Abstract
Segmenting bone from background is required to quantify bone architecture in computed tomography (CT) image data. A deep learning approach using convolutional neural networks (CNN) is a promising alternative method for automatic segmentation. The study objectives were to evaluate the performance of CNNs in automatic segmentation of human vertebral body (micro-CT) and femoral neck (nano-CT) data and to investigate the performance of CNNs to segment data across scanners.
Scans of human L1 vertebral bodies (microCT [North Star Imaging], n=28, 53μm3) and femoral necks (nano-CT [GE], n=28, 27μm3) were used for evaluation. Six slices were selected for each scan and then manually segmented to create ground truth masks (Dragonfly 4.0, ORS). Two-dimensional U-Net CNNs were trained in Dragonfly 4.0 with images of the [FN] femoral necks only, [VB] vertebral bodies only, and [F+V] combined CT data. Global (i.e., Otsu and Yen) and local (i.e., Otsu r = 100) thresholding methods were applied to each dataset. Segmentation performance was evaluated using the Dice coefficient, a similarity metric of overlap.
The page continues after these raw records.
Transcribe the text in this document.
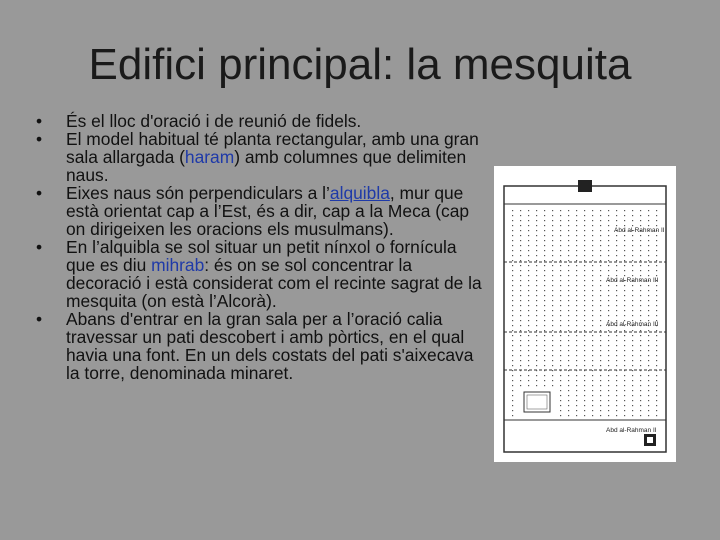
Edifici principal: la mesquita
• És el lloc d'oració i de reunió de fidels.
• El model habitual té planta rectangular, amb una gran sala allargada (haram) amb columnes que delimiten naus.
• Eixes naus són perpendiculars a l’alquibla, mur que està orientat cap a l’Est, és a dir, cap a la Meca (cap on dirigeixen les oracions els musulmans).
• En l’alquibla se sol situar un petit nínxol o fornícula que es diu mihrab: és on se sol concentrar la decoració i està considerat com el recinte sagrat de la mesquita (on està l’Alcorà).
• Abans d'entrar en la gran sala per a l’oració calia travessar un pati descobert i amb pòrtics, en el qual havia una font. En un dels costats del pati s'aixecava la torre, denominada minaret.
Abd al-Rahman II
Abd al-Rahman III
Abd al-Rahman III
Abd al-Rahman II
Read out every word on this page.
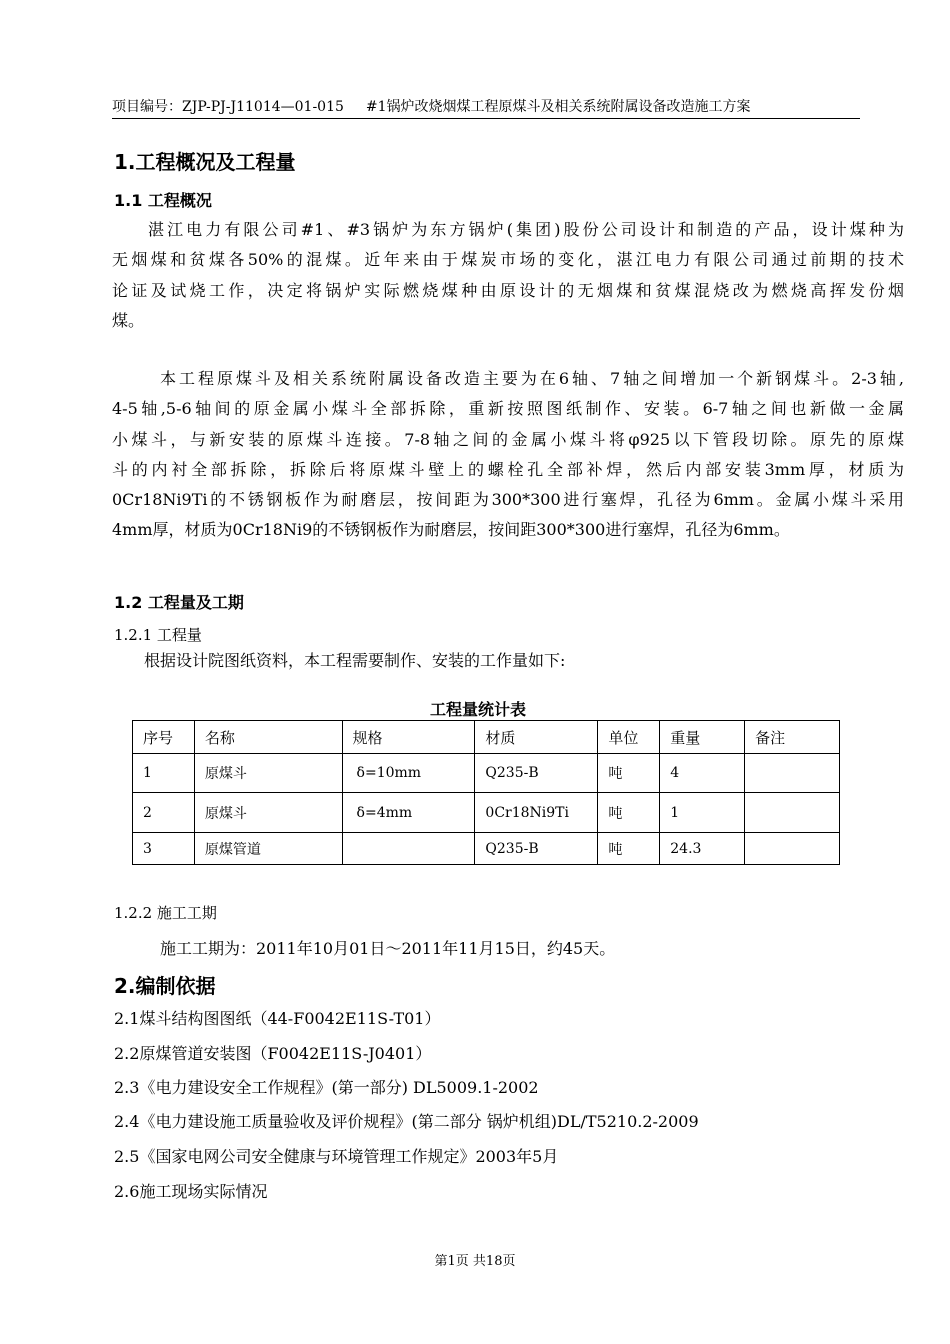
项目编号：ZJP-PJ-J11014—01-015 #1锅炉改烧烟煤工程原煤斗及相关系统附属设备改造施工方案
1.工程概况及工程量
1.1 工程概况
湛江电力有限公司#1、#3锅炉为东方锅炉(集团)股份公司设计和制造的产品，设计煤种为
无烟煤和贫煤各50%的混煤。近年来由于煤炭市场的变化，湛江电力有限公司通过前期的技术
论证及试烧工作，决定将锅炉实际燃烧煤种由原设计的无烟煤和贫煤混烧改为燃烧高挥发份烟
煤。
本工程原煤斗及相关系统附属设备改造主要为在6轴、7轴之间增加一个新钢煤斗。2-3轴,
4-5轴,5-6轴间的原金属小煤斗全部拆除，重新按照图纸制作、安装。6-7轴之间也新做一金属
小煤斗，与新安装的原煤斗连接。7-8轴之间的金属小煤斗将φ925以下管段切除。原先的原煤
斗的内衬全部拆除，拆除后将原煤斗壁上的螺栓孔全部补焊，然后内部安装3mm厚，材质为
0Cr18Ni9Ti的不锈钢板作为耐磨层，按间距为300*300进行塞焊，孔径为6mm。金属小煤斗采用
4mm厚，材质为0Cr18Ni9的不锈钢板作为耐磨层，按间距300*300进行塞焊，孔径为6mm。
1.2 工程量及工期
1.2.1 工程量
根据设计院图纸资料，本工程需要制作、安装的工作量如下:
工程量统计表
序号	名称	规格	材质	单位	重量	备注
1	原煤斗	δ=10mm	Q235-B	吨	4	
2	原煤斗	δ=4mm	0Cr18Ni9Ti	吨	1	
3	原煤管道		Q235-B	吨	24.3	
1.2.2 施工工期
施工工期为：2011年10月01日～2011年11月15日，约45天。
2.编制依据
2.1煤斗结构图图纸（44-F0042E11S-T01）
2.2原煤管道安装图（F0042E11S-J0401）
2.3《电力建设安全工作规程》(第一部分) DL5009.1-2002
2.4《电力建设施工质量验收及评价规程》(第二部分 锅炉机组)DL/T5210.2-2009
2.5《国家电网公司安全健康与环境管理工作规定》2003年5月
2.6施工现场实际情况
第1页 共18页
Kruskal-Wallis and Tukey-Kramer post-hoc tests were used to test for significant differences in the accuracy of segmentation methods.
The FN U-Net had significantly higher Dice coefficients (i.e., better performance) than the global (Otsu: p=0.001; Yen: p=0.001) and local (Otsu [r=100]: p=0.001) thresholding methods and the VB U-Net (p=0.001) but there was no significant difference in model performance compared to the FN + VB U-net (p=0.783) on femoral neck image data. The VB U-net had significantly higher Dice coefficients than the global and local Otsu (p=0.001 for both) and FN U-Net (p=0.001) but not compared to the Yen (p=0.462) threshold or FN + VB U-net (p=0.783) on vertebral body image data.
The results demonstrate that the U-net architecture outperforms common thresholding methods. Further, a network trained with bone data from a different system (i.e., different image acquisition parameters and voxel size) and a different anatomical site can perform well on unseen data. Finally, a network trained with combined datasets performed well on both datasets, indicating that a network can feasibly be trained with multiple datasets and perform well on varied image data.
Competing Interest Statement
Benjamin Provencher, Nicolas Pichè, and Mike Marsh are employees of Object Research Systems, Inc. The remaining authors have no conflicts of interest to declare.